Sometimes you meet people’s families who are donating material to the archives, the descendants of the people whose lives you are being entrusted with. Then you’re doubly invited into the life of a person; they might have been alive in the 1890s, and you’re reading their diary from then, but then you meet their great-great-granddaughter. I see it as being in a privileged and honoured position to be caring for people’s ancestors.
When I first started, sometimes I felt quite sad because I would be working with a person’s entire personal archive and it might be two photograph albums. I’d think, “This person lived a whole life and all they’ve left is two photograph albums?”
But the longer I did the work, I started to realise how lucky anybody is to have a life that leaves behind two whole photograph albums. Lives can be short, likely to be forgotten. That’s an incredibly humbling thought.

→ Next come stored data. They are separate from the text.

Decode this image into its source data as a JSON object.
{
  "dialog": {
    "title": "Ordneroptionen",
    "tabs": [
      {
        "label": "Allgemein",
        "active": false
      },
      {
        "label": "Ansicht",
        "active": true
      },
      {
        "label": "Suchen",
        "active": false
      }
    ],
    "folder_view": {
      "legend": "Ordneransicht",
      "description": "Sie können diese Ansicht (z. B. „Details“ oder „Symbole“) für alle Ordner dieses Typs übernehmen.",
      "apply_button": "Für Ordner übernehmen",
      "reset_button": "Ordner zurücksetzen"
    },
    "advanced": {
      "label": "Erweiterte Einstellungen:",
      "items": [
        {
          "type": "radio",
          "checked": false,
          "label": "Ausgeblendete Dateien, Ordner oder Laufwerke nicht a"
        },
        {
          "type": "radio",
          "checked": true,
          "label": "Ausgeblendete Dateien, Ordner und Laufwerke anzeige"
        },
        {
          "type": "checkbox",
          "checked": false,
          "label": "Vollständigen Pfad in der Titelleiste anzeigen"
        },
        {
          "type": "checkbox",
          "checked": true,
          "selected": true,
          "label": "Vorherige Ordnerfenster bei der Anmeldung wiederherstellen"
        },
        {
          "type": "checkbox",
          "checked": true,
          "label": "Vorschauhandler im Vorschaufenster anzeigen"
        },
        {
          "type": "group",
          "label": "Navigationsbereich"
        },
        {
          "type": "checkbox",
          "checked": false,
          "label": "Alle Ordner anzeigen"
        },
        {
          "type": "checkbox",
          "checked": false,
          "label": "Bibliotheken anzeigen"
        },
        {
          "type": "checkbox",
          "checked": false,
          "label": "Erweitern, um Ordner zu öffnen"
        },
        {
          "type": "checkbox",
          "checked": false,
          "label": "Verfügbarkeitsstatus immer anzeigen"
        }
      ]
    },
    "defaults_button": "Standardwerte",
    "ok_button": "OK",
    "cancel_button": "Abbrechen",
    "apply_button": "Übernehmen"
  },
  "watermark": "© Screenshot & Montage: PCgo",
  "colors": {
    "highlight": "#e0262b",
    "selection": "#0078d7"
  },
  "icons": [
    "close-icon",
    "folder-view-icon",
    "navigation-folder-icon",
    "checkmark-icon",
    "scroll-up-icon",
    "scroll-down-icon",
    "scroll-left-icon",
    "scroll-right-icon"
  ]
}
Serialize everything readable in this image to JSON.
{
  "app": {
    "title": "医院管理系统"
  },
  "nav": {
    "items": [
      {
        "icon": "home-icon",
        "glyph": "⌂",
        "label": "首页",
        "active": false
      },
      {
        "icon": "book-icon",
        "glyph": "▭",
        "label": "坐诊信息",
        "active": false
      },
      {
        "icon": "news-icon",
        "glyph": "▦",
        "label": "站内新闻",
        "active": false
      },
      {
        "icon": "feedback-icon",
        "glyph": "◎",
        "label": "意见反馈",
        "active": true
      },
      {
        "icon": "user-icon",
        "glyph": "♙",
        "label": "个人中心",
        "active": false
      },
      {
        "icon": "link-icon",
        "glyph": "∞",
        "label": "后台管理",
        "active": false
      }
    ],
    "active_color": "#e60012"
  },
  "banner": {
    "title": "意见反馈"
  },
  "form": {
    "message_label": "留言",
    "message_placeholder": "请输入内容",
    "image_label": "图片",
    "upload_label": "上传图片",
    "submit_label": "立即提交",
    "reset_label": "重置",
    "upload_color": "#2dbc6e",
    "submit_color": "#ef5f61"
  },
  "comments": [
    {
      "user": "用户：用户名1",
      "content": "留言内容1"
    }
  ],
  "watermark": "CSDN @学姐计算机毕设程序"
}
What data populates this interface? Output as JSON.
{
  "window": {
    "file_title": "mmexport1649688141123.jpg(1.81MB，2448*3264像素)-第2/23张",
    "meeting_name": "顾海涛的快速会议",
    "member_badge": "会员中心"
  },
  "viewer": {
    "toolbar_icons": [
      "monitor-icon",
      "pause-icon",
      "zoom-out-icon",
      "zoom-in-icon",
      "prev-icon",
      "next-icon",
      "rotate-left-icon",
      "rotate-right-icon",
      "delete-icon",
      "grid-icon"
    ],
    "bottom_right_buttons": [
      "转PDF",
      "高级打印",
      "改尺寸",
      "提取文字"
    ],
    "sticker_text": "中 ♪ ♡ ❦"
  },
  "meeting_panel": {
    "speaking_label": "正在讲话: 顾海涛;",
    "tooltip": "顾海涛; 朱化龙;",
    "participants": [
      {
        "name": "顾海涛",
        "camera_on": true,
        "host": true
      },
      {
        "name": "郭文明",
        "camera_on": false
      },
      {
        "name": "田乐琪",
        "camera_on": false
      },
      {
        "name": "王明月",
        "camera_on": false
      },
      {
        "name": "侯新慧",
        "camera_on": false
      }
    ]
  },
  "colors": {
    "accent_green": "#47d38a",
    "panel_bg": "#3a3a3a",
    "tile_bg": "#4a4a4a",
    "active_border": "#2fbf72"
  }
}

You start to see commonalities between your life and those who have come before. In my book, Bad Archive, there’s an essay about a young girl who’s sent away to England to find a husband. It was to try and distract her from the fact that she fell in love with somebody in Christchurch who she wasn’t allowed to fall in love with.
In her diary – and this is 1893 - she’s writing his name in code. I was reminded of all the times in my diaries when I wrote about a boy and gave him a silly nickname. I just thought, “My god, between 1893 and 2003, teenage girls haven’t really changed.” It’s comforting because you just start to see that everybody, no matter who they are, is concerned with the same things, like love, belonging, connection, home, family.
I think as well for me, there’s something about spending so much time in the past that teaches me how to be accountable in the present. You start to think about the impact of your actions and ask, ‘Who will I be as an ancestor?’”
Bad Archive by Flora Feltham (Te Herenga Waka University Press, $35.00) is out now.